Jusqu’à présent, il n’y a eu aucune discussion ouverte sur l’acquisition du KC-390 par le Pentagone, mais Lemos affirme qu’Embraer fournit des informations à tous les clients américains potentiels.
Le responsable des acquisitions du Commandement des opérations spéciales des États-Unis a indiqué en mai que les troupes d’élite américaines se concentraient actuellement sur le développement d’un nouveau avion à portance verticale à grande vitesse et modifier un C-130 pour les opérations maritimesplutôt que d’acquérir un nouveau pétrolier tactique.
L’USAF est au milieu d’une pivot important dans sa stratégie de ravitaillement en vol, accélérant le développement d’un avion de nouvelle génération pétrolier furtif tout en envisageant un achat supplémentaire de KC-46 auprès de Boeing contre un nouvelle offre de Lockheed et Airbus ; le LMXT basé sur l’A330.

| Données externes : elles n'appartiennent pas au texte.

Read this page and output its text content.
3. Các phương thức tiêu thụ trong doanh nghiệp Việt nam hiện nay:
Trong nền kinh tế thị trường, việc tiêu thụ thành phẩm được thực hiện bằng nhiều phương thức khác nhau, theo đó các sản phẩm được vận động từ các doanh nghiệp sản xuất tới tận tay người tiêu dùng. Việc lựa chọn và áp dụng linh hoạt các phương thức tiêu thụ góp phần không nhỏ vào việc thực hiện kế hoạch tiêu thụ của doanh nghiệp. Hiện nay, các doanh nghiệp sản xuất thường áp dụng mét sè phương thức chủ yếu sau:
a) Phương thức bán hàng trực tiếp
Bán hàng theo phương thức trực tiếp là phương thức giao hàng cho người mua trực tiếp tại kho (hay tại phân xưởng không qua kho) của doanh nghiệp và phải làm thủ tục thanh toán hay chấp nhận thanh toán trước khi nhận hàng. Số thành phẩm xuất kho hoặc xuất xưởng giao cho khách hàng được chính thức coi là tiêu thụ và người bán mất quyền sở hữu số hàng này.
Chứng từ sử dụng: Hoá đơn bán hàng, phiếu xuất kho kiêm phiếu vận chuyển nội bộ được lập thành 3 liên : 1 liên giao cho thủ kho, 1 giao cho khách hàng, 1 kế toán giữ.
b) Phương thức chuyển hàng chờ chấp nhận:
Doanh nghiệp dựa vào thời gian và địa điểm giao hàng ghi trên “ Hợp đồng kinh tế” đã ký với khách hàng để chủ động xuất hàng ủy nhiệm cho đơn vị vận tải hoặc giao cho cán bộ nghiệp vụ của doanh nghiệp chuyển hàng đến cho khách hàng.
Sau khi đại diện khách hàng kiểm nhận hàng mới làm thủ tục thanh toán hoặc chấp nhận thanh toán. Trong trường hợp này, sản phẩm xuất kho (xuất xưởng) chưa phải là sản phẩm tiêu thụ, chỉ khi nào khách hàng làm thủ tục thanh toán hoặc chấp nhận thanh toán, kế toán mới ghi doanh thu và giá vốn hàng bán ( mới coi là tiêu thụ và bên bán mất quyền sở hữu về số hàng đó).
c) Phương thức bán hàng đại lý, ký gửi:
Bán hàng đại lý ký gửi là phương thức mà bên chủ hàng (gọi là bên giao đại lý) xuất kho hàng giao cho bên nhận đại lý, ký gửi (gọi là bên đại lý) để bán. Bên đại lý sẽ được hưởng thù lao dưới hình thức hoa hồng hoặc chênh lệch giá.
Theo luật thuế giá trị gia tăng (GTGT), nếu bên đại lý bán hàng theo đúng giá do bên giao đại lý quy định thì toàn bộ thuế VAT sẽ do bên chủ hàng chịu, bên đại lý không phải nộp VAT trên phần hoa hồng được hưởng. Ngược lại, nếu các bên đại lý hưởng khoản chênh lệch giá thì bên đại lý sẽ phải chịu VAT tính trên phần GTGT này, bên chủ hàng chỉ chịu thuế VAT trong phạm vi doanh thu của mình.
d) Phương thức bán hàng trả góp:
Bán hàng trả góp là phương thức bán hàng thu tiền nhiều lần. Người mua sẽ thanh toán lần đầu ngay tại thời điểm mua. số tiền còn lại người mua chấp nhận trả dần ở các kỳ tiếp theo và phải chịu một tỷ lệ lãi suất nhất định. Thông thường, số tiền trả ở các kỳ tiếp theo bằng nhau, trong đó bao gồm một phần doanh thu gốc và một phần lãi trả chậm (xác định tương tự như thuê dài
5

Embraer ne voit rien d’autre qu’une opportunité, selon Lemos.
« Nous consacrons réellement des ressources et des efforts à la réflexion sur la manière dont nous allons aborder le marché américain », dit-il.
La fiabilité du KC-390 est l’un des principaux arguments d’Embraer lors de la présentation des dirigeants du Pentagone. Lemos note que la disponibilité des avions a été le « principal facteur de décision » pour les clients européens d’Embraer.
L’opérateur actuel du C-390, le Brésil, a enregistré un taux de préparation de l’avion de 80 % et un taux d’achèvement de mission de 99,7 % au cours de la période suivant la capacité opérationnelle initiale, selon Embraer.
Lemos qualifie ces chiffres d’« invisibles » dans une autre plate-forme militaire.